To choose his course, - his destiny, to be a beggar or grand Marquis.

But he can sell away his chance, then like a puppet forced to dance.
He can tangle up in flaxen cords, opt for counterfeit rewards.

So men, judge well to whom you heed. You have a choice unlike the steed.
To take the role of ease and rest, never facing life's great test.

Or worse, - the path of serf and master, which leads to doom and sure disaster.
So, pick neither whip nor easy track, - and a loving Lord will lead you back."

Paul D Hatch

"As much as what we learn on earth, the method taught if of equal worth" I love this.
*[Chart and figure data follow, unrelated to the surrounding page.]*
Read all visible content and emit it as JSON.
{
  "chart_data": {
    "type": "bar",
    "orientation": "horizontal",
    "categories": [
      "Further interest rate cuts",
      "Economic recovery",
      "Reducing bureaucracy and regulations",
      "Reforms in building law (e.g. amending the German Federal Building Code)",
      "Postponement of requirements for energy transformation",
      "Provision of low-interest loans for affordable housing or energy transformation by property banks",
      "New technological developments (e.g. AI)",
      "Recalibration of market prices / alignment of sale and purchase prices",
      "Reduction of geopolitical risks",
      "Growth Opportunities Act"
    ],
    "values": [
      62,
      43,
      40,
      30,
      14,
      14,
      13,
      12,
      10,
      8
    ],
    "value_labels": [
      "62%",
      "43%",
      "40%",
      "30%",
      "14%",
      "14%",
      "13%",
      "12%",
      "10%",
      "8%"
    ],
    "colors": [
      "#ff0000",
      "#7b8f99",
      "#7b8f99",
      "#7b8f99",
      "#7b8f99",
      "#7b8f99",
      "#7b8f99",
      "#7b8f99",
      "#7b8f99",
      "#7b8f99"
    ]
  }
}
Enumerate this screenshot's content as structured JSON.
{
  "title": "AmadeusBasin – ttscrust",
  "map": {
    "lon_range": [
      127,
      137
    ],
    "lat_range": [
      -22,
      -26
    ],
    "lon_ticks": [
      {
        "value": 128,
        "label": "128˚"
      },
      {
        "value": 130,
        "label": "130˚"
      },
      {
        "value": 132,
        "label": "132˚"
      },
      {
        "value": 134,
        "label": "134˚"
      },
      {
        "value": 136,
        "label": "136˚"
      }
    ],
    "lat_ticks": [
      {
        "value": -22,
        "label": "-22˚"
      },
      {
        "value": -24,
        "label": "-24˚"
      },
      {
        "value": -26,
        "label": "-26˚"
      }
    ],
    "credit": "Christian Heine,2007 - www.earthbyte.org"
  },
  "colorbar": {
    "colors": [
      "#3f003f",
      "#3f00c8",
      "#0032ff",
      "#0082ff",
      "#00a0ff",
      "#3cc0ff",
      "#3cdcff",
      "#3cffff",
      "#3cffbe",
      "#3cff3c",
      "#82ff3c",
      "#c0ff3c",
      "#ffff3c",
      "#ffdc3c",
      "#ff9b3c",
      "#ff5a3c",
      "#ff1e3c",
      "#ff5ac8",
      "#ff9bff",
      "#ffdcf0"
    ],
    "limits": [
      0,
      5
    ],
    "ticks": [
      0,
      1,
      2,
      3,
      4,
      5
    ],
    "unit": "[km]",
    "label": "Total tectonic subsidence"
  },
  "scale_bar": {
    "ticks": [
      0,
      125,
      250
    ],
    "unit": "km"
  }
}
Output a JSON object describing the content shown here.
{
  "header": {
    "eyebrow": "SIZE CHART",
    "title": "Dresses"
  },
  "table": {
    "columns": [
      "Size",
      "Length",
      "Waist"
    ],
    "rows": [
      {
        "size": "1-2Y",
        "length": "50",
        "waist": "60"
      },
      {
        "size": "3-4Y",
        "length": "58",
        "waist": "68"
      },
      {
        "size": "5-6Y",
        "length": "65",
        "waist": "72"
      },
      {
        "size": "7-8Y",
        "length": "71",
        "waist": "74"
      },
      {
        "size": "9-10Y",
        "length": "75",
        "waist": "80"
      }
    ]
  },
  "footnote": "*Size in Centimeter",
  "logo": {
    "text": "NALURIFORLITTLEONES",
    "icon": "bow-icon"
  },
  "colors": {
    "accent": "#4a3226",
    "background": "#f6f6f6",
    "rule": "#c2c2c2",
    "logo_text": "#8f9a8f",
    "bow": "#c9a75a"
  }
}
Learning a lesson is important but learning it through the spirit and with Christ by your side is what makes the lesson worth learning.
  I submit to the Lord and I know that no matter how hard the decision or difficult the journey, if the choice is made through the spirit and with the Lords grace, it will lead me to eventual joy and fulfillment.

2 comments:

  1. Anonymous8:47 PM

    It's crazy that something he wrote before, can be of help to you now. This is why we write down her thoughts and feelings on these blogs! Because maybe one day we can help others or family members!

    ReplyDelete
  2. Anonymous8:47 PM

    Oh and your Grandpa is an AMAZING poet!